Чины будто бы ждали этого приглашения. Они дружно затопали по трапу, были введены в кают-компанию и представлены присутствующим.

– Господа, вот вы у нас – «порядок и взаимодействие», – ознакомившись с их бумагами, сходу принялся рассуждать капитан. – Может, хоть вы нас вразумите – что, собственно, происходит? Мне, батеньки мои, трудно судить, но, ей-богу, можно ведь, наверное, как-то ускорить приемку-погрузку? Посоветуйте, господа! Четвертый день ведь канитель сия – и конца ей не видать! Господи, да что же это я! – спохватился Кази, перехватив словно бы нечаянный взгляд гостей на накрытый стол. – Не угодно ли закусить? Да и освежиться, а? Денек-то сегодня, кажется, прохладный. И мы уж с вами! Ваше сиятельство, господа – прошу!

Особо чиниться пришлые господа не стали. После третьей чарки, уничтожив на столе изрядную часть рыбных деликатесов и холодной дичи, гости разговорились. Порядку могло быть больше, признались они. Отчего медленно дело движется? А по двум причинам, господа флотские! Обыскивают арестантов с должным тщанием – но медленно. И доктора земские, призванные для выявления больных и немощных, очень уж неопытны для каторжанских хитростей и «мастырок».

Более всего ошеломило господ флотских откровенное заявление «гостей» о том, что местному тюремному начальству с погрузкой спешить вовсе нет нужды! Ведомство, как уверяли сыскные, за каждый божий день пребывания большого этапа в Одессе получает на каторжных от казны кормовые деньги. Прибыло же их сюда по «чугунке» пять сотен душ, вот ведомство и получает на эти пять сотен арестантов кормовые все время, пока пароход от причала не отойдет.

– Но позвольте! – возмутился Сергей Ильич Кази. – Главное тюремное управление обязано кормить только оставшихся на берегу арестантов! Те, кого уже пропустили на борт, находятся на довольствии Общества Добровольного Флота, которое по итогам рейса предъявит счет тому же министерству…

Гости враз понимающе ухмыльнулись: предъявляйте счета кому хотите, господа флотские! Нам это без разницы! Вы просили причины раскрыть – вот мы вам, за ваше уважение, и раскрываем!
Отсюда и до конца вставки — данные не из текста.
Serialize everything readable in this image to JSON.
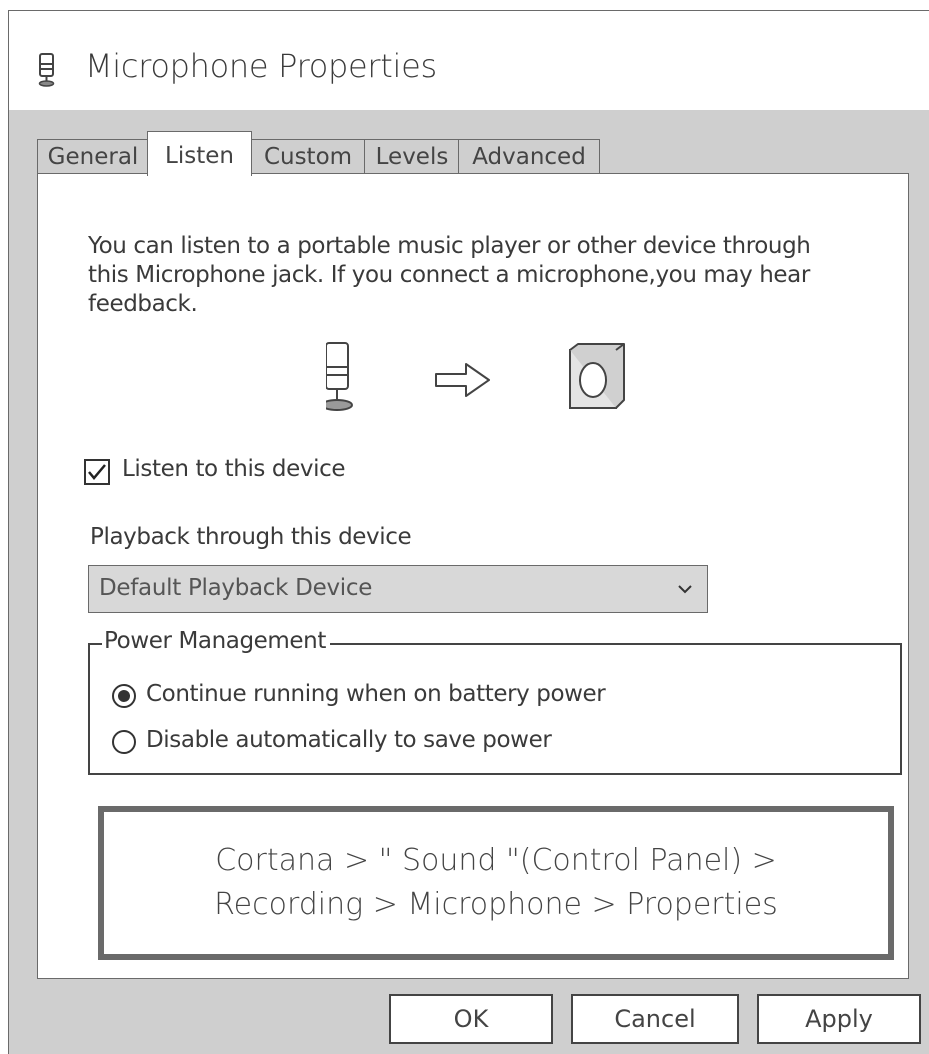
{
  "window": {
    "title": "Microphone Properties",
    "title_icon": "microphone-icon"
  },
  "tabs": [
    {
      "label": "General",
      "active": false
    },
    {
      "label": "Listen",
      "active": true
    },
    {
      "label": "Custom",
      "active": false
    },
    {
      "label": "Levels",
      "active": false
    },
    {
      "label": "Advanced",
      "active": false
    }
  ],
  "listen": {
    "description_lines": [
      "You can listen to a portable music player or other device through",
      "this Microphone jack. If you connect a microphone,you may hear",
      "feedback."
    ],
    "illustration": [
      "microphone-icon",
      "arrow-right-icon",
      "speaker-icon"
    ],
    "listen_checkbox": {
      "label": "Listen to this device",
      "checked": true
    },
    "playback_label": "Playback through this device",
    "playback_select": {
      "value": "Default Playback Device"
    },
    "power_management": {
      "legend": "Power Management",
      "options": [
        {
          "label": "Continue running when on battery power",
          "selected": true
        },
        {
          "label": "Disable automatically to save power",
          "selected": false
        }
      ]
    }
  },
  "callout": {
    "lines": [
      "Cortana > \" Sound \"(Control Panel) >",
      "Recording > Microphone > Properties"
    ]
  },
  "buttons": {
    "ok": "OK",
    "cancel": "Cancel",
    "apply": "Apply"
  },
  "colors": {
    "window_background": "#cfcfcf",
    "panel_background": "#ffffff",
    "border": "#6a6a6a",
    "text": "#3a3a3a"
  }
}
– Да-да, простите, господа! – взялся за виски Кази. – Ну и что же нам делать в такой ситуации? Посоветуйте!

Для значительного ускорения погрузки нужна самая малость, пояснили сыскные. До сей поры каторжников обыскивают четверо надзирателей – а вы добейтесь от местного начальства еще одной пары! Ведь сейчас что делается? Арестантов заводят попарно, а обыскивают по одному. Не придерешься: двое надзирателей стоят столбами, присматривают за обыскиваемым и ожидающим. А двое работают – и то не шибко скоро, потому как наверняка негласное указание получили. Вы на Сахалин поплывете, а кормовые-то здесь останутся, верно?

– Я сейчас же отправляюсь к губернатору! – взорвался князь Шаховской. – Пусть изволит дать распоряжение начальнику местной тюрьмы, пусть сносится с Петербургом, наконец! И с кормовыми разобраться надо, черт возьми!

Гости вежливо посмеялись, и, осмелев, уже без приглашения снова потянулись за графинчиками. Налили, выпили, закусили. Воля ваша, господа флотские, да только такой способ действия дела не ускорит. Лишь сутолоку внесет, сумятицу и неразбериху. Делать дело нужно иначе – не угодно ли их совет послушать?

– Да-да, господа, продолжайте, прошу вас! А вы, ваше сиятельство, погодите, – со значением попросил Шаховского капитан.

Гости продолжили. По их разумению, решить вопрос с дополнительной парой надзирателей мог бы и лично начальник местной тюрьмы. С соответствующими… э-э… полномочиями они могли бы взять решение этого вопроса на себя. На себя же они могут взять и приватные переговоры непосредственно с надзирателями – для усиления их рвения, так сказать. Не пожалеете, господа флотские, по двугривенному за каждого осмотренного и пропущенного арестанта – нешто это для казны Добровольного флота накладно? И пыль столбом стоять будет!

– Как хотите, а я не могу в этом участвовать, господа! – вновь взвился Шаховской. – Не забывайте, что я представляю здесь Главное тюремное управление Министерства внутренних дел! И вынужден сейчас сидеть тут и слушать ваши р-р-рассуждения о необходимости мздоимства!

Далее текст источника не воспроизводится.